Hello, dear friend, you can consult us at any time if you have any questions, add WeChat: daixieit


SOC302: Statistics for Social Research

Final Data Analysis Project


1. Description

In this data analysis project, you are given a small dataset drawn from the General Social Survey (GSS). In this dataset, there are 1,376 respondents and 21 variables. The dataset contains variables about the respondents’ basic demographic characteristics (e.g. sex, race, age), socioeconomic status variables (education, socioeconomic index), well-being variables (e.g. quality of life, physical health), and attitudes (whether our country is spending too much/little on childcare assistance).

***You can discuss with your classmates as you work on this project, but you need to write and submit individual project reports and R codes. ***


2. Project Steps

You will need to go through the following steps to complete your final project:

STEP (1). Make sure that you download three files related to this project: (1) this document; (2) a .csv data file; (3) a codebook

STEP (2). Next, you should start by going through the codebook to see what variables this dataset contains there and how they are measured.

STEP (3). You should make sure you know how to load the .csv data in R.

STEP (4). You now pick your key dependent variable of interest (Y). Note that this variable should be a numeric variable. In this project, you will examine variations of this variable and how it depends on other variables.
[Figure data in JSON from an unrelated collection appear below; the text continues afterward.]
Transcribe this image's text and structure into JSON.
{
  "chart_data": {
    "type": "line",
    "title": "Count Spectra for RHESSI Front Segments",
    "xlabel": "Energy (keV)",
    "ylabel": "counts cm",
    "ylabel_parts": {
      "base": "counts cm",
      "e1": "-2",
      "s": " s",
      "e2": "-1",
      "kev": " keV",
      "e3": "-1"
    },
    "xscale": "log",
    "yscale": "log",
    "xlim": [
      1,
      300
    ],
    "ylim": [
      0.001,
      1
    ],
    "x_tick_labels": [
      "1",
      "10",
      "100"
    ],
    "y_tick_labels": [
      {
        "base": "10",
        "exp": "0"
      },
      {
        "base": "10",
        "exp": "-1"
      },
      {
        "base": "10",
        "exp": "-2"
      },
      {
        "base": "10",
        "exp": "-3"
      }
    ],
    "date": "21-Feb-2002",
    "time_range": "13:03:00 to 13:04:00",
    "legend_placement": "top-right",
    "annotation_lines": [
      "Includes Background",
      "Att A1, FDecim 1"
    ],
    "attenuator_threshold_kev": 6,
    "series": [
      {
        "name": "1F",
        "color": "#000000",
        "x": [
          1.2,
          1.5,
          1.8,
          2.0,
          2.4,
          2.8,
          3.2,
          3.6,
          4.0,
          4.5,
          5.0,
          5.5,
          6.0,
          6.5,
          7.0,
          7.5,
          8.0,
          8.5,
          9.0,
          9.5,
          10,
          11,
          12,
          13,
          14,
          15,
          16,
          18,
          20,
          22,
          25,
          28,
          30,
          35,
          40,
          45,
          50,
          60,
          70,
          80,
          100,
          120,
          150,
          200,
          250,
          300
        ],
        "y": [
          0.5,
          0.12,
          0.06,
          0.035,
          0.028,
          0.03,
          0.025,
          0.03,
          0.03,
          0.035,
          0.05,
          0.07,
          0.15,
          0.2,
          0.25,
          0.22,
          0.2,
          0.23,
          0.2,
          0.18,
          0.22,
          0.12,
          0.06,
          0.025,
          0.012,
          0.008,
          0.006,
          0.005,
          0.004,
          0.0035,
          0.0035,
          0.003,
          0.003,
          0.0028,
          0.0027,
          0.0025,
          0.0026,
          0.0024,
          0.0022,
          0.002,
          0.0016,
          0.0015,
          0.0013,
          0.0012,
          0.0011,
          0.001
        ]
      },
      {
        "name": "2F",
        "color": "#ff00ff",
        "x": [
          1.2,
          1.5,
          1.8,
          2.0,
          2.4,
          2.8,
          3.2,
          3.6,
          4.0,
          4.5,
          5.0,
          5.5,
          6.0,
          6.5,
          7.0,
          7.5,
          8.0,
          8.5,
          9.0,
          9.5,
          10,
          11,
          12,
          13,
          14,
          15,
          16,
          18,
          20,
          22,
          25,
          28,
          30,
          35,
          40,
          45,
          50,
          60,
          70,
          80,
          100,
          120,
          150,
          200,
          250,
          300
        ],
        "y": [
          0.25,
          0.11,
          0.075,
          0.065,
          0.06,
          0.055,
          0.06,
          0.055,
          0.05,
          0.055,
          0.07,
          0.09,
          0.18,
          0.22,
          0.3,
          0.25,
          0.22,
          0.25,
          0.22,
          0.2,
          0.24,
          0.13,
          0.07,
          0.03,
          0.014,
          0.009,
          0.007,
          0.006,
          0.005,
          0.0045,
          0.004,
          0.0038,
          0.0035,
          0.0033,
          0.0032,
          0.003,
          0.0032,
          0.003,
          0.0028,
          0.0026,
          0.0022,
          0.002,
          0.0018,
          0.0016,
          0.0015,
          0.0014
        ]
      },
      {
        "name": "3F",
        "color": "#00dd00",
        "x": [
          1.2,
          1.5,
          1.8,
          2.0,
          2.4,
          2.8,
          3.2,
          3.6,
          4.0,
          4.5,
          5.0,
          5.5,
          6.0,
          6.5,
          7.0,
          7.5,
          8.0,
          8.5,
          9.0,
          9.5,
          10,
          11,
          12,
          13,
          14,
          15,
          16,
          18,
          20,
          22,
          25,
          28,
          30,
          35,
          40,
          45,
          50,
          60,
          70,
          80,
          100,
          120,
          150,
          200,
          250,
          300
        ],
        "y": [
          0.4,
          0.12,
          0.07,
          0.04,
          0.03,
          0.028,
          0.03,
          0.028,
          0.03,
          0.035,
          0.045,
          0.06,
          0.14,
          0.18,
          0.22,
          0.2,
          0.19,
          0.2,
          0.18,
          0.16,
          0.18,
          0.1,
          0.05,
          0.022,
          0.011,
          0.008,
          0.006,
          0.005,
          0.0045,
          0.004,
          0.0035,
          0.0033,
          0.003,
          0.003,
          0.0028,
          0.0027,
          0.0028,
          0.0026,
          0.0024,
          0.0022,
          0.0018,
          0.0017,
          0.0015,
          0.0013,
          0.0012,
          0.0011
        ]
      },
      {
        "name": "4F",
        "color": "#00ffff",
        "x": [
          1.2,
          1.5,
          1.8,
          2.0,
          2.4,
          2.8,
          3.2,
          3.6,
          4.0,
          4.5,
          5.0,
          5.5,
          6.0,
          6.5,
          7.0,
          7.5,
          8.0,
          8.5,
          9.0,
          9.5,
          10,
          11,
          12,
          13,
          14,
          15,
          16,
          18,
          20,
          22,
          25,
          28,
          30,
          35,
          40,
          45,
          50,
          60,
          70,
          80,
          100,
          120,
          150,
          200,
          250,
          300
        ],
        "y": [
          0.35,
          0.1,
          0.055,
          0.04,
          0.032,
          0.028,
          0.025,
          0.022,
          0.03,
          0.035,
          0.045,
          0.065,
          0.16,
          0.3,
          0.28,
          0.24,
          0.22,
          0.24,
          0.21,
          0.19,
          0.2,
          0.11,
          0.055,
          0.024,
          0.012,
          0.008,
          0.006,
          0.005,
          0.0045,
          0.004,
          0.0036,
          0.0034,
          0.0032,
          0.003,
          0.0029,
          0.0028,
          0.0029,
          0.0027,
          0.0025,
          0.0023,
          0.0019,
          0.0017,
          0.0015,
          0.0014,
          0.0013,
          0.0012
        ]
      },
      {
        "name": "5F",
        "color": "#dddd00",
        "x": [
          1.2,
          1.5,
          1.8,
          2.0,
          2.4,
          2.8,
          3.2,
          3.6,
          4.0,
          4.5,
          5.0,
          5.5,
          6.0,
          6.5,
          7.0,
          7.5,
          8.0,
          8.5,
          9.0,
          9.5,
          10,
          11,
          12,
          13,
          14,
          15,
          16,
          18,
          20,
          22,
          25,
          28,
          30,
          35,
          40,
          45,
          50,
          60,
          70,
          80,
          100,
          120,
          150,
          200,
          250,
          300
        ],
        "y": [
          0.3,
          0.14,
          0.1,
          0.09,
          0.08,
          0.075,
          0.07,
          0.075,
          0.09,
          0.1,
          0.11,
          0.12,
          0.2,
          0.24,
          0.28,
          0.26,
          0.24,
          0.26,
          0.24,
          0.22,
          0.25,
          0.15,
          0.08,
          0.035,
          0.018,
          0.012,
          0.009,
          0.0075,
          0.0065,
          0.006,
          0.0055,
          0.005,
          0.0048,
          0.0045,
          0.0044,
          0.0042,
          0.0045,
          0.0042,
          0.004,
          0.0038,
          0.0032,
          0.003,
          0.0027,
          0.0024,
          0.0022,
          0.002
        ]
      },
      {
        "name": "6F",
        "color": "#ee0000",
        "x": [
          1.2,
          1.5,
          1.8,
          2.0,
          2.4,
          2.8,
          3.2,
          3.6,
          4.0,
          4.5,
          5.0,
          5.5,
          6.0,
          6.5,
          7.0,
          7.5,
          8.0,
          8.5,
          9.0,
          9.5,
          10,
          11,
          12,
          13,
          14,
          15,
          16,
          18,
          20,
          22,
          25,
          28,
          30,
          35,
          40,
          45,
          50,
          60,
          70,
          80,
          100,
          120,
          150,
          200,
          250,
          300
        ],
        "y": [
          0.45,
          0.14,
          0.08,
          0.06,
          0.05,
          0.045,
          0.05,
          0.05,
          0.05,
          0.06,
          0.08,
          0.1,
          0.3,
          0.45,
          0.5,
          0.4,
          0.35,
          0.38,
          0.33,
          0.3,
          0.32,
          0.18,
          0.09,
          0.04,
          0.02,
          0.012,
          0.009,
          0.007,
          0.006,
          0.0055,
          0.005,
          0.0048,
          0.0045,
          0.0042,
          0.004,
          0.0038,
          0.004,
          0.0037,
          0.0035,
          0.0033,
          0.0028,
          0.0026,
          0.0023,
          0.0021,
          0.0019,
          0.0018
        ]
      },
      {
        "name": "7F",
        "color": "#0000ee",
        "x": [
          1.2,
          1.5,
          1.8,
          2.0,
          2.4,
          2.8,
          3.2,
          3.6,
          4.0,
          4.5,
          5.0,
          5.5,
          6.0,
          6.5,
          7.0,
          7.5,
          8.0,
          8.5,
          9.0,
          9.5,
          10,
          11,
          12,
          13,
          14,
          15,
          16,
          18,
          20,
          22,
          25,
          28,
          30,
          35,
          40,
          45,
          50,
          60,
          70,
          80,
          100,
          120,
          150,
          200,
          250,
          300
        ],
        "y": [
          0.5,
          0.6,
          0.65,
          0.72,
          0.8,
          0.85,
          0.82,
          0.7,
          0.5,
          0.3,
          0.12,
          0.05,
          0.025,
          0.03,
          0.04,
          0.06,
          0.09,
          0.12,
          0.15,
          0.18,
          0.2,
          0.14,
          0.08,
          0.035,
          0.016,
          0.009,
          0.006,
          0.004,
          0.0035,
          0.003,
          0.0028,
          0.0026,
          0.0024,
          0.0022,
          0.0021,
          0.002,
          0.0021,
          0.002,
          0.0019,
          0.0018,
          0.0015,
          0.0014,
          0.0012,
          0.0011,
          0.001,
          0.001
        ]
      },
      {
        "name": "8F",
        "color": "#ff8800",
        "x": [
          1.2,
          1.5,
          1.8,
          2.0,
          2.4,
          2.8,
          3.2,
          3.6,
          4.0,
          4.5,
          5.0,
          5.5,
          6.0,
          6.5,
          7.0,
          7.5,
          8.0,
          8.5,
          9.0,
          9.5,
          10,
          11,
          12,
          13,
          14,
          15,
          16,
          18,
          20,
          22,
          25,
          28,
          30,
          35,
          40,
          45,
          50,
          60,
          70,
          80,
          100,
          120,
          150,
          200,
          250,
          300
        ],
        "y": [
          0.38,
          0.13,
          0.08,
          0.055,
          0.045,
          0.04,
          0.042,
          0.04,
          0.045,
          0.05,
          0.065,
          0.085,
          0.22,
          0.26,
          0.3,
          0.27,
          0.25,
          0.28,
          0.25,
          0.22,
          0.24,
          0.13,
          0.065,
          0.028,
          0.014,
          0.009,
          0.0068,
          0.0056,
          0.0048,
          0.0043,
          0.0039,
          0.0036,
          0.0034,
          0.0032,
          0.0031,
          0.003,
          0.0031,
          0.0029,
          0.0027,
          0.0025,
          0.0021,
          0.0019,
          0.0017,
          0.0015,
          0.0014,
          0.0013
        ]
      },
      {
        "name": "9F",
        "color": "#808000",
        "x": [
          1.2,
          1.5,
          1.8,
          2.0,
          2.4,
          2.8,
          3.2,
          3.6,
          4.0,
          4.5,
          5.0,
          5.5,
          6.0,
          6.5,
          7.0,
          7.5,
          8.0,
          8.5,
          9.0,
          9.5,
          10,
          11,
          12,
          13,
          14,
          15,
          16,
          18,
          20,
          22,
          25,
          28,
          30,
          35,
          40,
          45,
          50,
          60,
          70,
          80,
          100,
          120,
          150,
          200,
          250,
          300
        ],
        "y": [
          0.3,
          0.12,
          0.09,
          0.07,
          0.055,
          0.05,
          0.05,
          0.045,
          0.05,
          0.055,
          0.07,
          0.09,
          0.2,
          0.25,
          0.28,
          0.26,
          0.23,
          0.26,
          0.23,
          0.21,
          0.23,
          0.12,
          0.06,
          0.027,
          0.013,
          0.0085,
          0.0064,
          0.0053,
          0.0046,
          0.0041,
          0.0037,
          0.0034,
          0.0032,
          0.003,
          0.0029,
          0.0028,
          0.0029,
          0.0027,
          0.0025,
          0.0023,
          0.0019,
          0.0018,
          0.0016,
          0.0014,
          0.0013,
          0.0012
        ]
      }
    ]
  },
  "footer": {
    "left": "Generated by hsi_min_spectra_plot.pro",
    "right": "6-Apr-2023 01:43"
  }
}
STEP (5). Complete the following components of your project report. Put all of these components into one single document.

(a) Plot a histogram of Y. Report the sample mean and sample standard deviation of Y.

(b) Construct a 95% confidence interval of Y.

(c) Conduct a hypothesis test of the difference in the mean of Y between two groups. For example, the two groups can be men and women, or whites and blacks. Use 5% as the significance level.

(d) What factor may determine Y? Estimate a binary regression model to predict Y using a numeric independent variable of your choice. Interpret your results (slope and R-squared).

(e) Plot a scatterplot of X and Y, and include the line for the prediction equation in the plot.

(f) What other factors may determine Y? Think of at least three independent variables and use 2-3 sentences to explain why these variables may affect Y. Then, estimate a multiple regression model to predict Y using these independent variables. Interpret your results (coefficients and R-squared).

(g) Write one short paragraph (3-5 sentences) to discuss the broader implications of your findings in (c)-(f) above for sociology.

STEP (6). You will need to submit the following two things to your TA via email ([email protected]):

1. Your final project report.

2. The complete R script (.R file) that contains all the codes that you used to conduct the analyses.